The Hermitage camp at this time could not boast a parade ground, so musters and parades were held on the road near to the admin offices. There was also a covered walkway between the various buildings.

Most weekends, unless you were on duty or it was a church parade, 36 hour passes were issued. The coach from the camp left for London's Victoria coach station at 12 noon SHARP! So all work etc; after breakfast, be it a 10 mile forced march, or as on one notable occasion, laying a 40 foot concrete roadway outside the Officers' mess, was completed in double quick record time! The return journey by coach in the early hours of Monday morning always stopped for tea and a ‘wad'(cake) at the all night coffee stall in Reading.

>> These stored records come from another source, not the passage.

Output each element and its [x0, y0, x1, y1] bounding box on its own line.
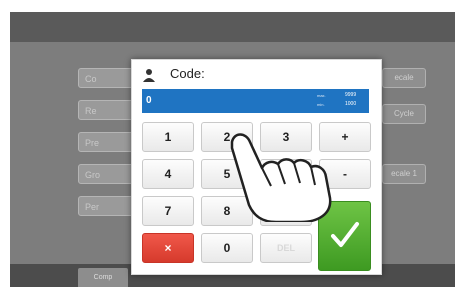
max-value: 9999 [345, 92, 357, 98]
user-icon [143, 69, 155, 82]
key-1[interactable]: 1 [142, 122, 194, 152]
cancel-button[interactable]: × [142, 233, 194, 263]
key-4[interactable]: 4 [142, 159, 194, 189]
background-row-label: Co [85, 74, 97, 84]
background-button: ecale [382, 68, 426, 88]
delete-button[interactable]: DEL [260, 233, 312, 263]
background-row-label: Pre [85, 138, 100, 148]
key-7[interactable]: 7 [142, 196, 194, 226]
bottom-tab: Comp [78, 268, 128, 287]
key-0[interactable]: 0 [201, 233, 253, 263]
min-value: 1000 [345, 101, 357, 107]
dialog-title: Code: [170, 66, 205, 81]
background-button: ecale 1 [382, 164, 426, 184]
background-row-label: Gro [85, 170, 101, 180]
code-display[interactable]: 0 max. 9999 min. 1000 [142, 89, 369, 113]
top-bar [10, 12, 455, 42]
background-row-label: Per [85, 202, 100, 212]
min-label: min. [317, 102, 325, 107]
background-row-label: Re [85, 106, 97, 116]
max-label: max. [317, 93, 326, 98]
hand-pointer-icon [230, 133, 332, 222]
code-value: 0 [146, 95, 152, 106]
background-button: Cycle [382, 104, 426, 124]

The town of Newbury, some 3 or so miles from Hermitage, was served by a not too frequent bus route. One early evening I caught the bus to go into town and on it met one of the civilian young ladies called Lynn Brown who worked in the camp's admin offices (see photo). I told her I was going to see the film Showboat (starring among others Ava Gardner, Howard Keel, Kathryn Grayson, and Joe E. Brown), and asked if she would like to come along too; To my amazment she agreed ! And so I now had (until I left Hermitage at Christmas) a girlfriend who lived in Newbury, played a mean game of hockey for Reading, and whose widowed mother provided the best of high teas! (We were always hungry in those days).

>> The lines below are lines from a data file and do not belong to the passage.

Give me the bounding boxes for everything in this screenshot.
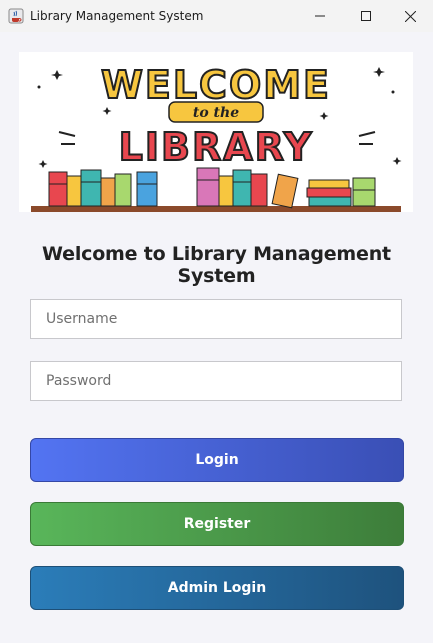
welcome-banner-image: WELCOME to the LIBRARY [19, 52, 413, 212]
username-field[interactable] [30, 299, 402, 339]
login-window: Library Management System WELCOME to the… [0, 0, 433, 643]
admin-login-button-label: Admin Login [167, 580, 267, 596]
admin-login-button[interactable]: Admin Login [30, 566, 404, 610]
password-field[interactable] [30, 361, 402, 401]
window-title: Library Management System [30, 9, 204, 23]
minimize-icon [315, 15, 325, 17]
banner-to-the-text: to the [193, 105, 239, 121]
register-button-label: Register [183, 516, 251, 532]
minimize-button[interactable] [297, 0, 343, 32]
register-button[interactable]: Register [30, 502, 404, 546]
title-bar[interactable]: Library Management System [0, 0, 433, 32]
banner-welcome-text: WELCOME [101, 63, 331, 107]
close-icon [404, 10, 416, 22]
close-button[interactable] [387, 0, 433, 32]
page-title: Welcome to Library Management System [42, 243, 391, 287]
maximize-icon [361, 11, 371, 21]
login-button-label: Login [195, 452, 239, 468]
login-button[interactable]: Login [30, 438, 404, 482]
app-icon [8, 8, 24, 24]
banner-library-text: LIBRARY [119, 125, 314, 169]
maximize-button[interactable] [343, 0, 389, 32]
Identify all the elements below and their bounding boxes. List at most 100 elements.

We often went dancing at the Corn Exchange in Newbury ,these dances were always very well attended ,but owing to the presence of so many American service men from the nearby airbase at Greenham Common, partners were very hard to come by. With their smart quality cloth uniforms, and large ‘pay packets' they always seemed to attract most of the girls - I wonder why? But having said that, they were very generous, and ready to buy the Sappers a beer, and engage in a game of darts or bar billiards.

The camp at the S.M.S. barracks had quite a good N.A.A.F.I. where one could get decent meal at a reasonable price, if you could afford it that is. If you couldn't, then taking a couple of bread slices from the mess at tea time, and mixing them in a mess tin with an OXO cube and half a pint of hot water boiled up on the coal fired barrack room pot-belly stove, would keep the hunger pangs at bay until breakfast next morning.

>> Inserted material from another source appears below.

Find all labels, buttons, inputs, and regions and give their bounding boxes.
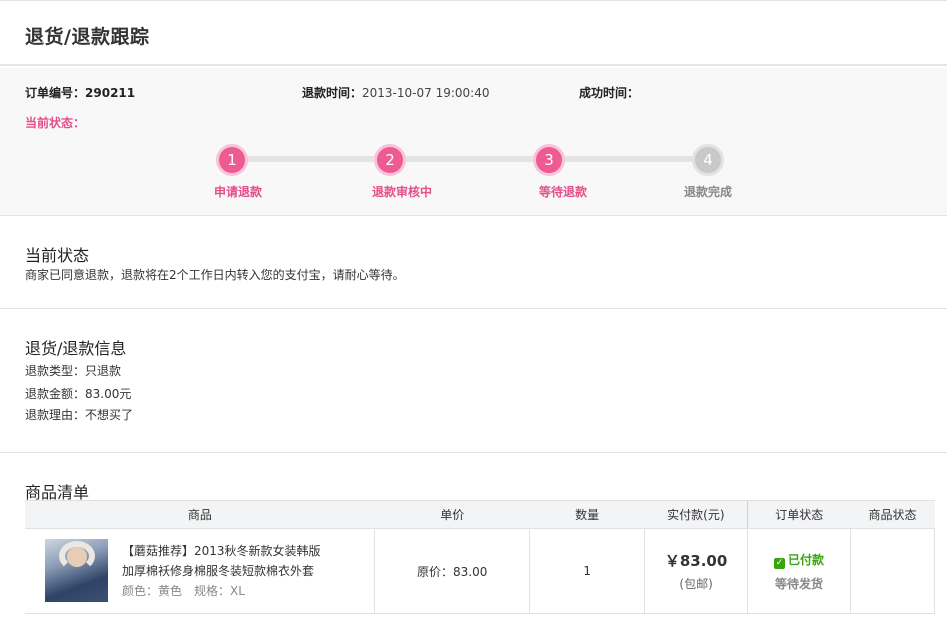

The block at the barracks that housed the Helio plant and the Crabtree printing presses, received it ' s power from a couple of huge Lister diesel generators. These monsters had to be started up each morning by cranking them by hand. The drill was to have an N.C.O. on the handle, and two or three sappers each side pulling on a rope attached to the handle. This performance was particularly ‘ hairy ' on cold frosty mornings when the handle could kick back like some deranged mule!

So now at Christmas 1951, with a nice new ‘A' trade badge on my arm, and an extra 14 shillings in my pocket, I bade farewell to the School of Military Survey, Lynn Brown, and all the friends from 3 Troop. The army in its wisdom had asked me where I would like to be posted. With the Korean war at its height, and lots of other trouble spots around the world, including Malaya and Kenya, I opted for Germany. True to form they sent me to the Survey Production Centre at Elveden Road, Park Royal, Wembley producing ordnance survey maps, aerial photographs, and overlays! Here I saw out the rest of my service (but that's another story!).